General Liability Insurance Explained

You don’t need to be a business owner to benefit from a general liability insurance plan, nor do you have to be a homeowner. But if you are either, and especially if you are both, such broad insurance protection absolutely is one of the best plans for protecting against potential lawsuits and other financial issues.

A general liability plan provides protection for goods or services arising from commercial activities as well as property coverage in case damage or destruction of another person’s property occurs. Many people choose to work from home, and with the Internet facilitating the proliferation of home-based businesses, many business owners also choose to reduce overhead by engaging in commerce from their homes.

Whether doing online sales or providing a professional service, such as accounting or real estate sales, or perhaps simply engaging in commerce away from home, general liability policies offer property coverage as well as protection for potential liability arising from work performed or goods sold to others. Most commercial policies offer such combined coverages, and homeowners can request it as well if they have any kind of commercial activity tied to their homes, such as storage for landscaping services provided for other properties.

And if there are damages or other losses tied to the goods or services offered, the policy will pay up to stated limits and help prevent a possible lawsuit or other financial loss that could cause a bankruptcy filing. Among perils coverage are bodily injury, personal injury, property damage or other losses that negatively could impact a commercial enterprise regardless of its size.

Combining the two coverages under one policy helps make it more affordable while extending a broad range of protection at rates that are lower than they would be if bought in separate plans. The property portion of the plan reimburses others up to policy limits for any damages caused by the goods or services offered by the insured party. And the liability portion offers coverage only for possible lawsuits arising from business activities that cause a loss for customers or other people.

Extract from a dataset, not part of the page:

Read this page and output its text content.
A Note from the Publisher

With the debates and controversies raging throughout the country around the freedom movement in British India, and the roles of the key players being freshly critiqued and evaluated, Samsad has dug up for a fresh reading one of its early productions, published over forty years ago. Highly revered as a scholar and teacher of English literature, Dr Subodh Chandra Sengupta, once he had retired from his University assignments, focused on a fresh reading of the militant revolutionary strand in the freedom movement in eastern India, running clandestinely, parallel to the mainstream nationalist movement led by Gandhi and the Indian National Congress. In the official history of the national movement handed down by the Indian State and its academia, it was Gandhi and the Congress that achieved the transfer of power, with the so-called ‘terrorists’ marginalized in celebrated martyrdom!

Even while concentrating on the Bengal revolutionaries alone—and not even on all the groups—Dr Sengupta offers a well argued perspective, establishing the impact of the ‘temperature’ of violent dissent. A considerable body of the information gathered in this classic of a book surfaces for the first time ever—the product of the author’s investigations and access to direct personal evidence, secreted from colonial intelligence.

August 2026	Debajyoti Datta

Although broad in nature, such policies do not apply to criminal acts, intentional acts or gross negligence. Gross negligence generally is defined as failing to act in a reasonable manner when a problem is known and a possible loss might occur. If aware of a faulty weld on a piece of heavy machinery and failing to fix the problem, for example, any loss arising from the potential failure of that equipment due to that bad well and any damage done likely would not be covered.

Still, having the combined coverage provided by such plans can mean the difference between staying in business and going bankrupt in the event of a lawsuit arising from general commercial activities.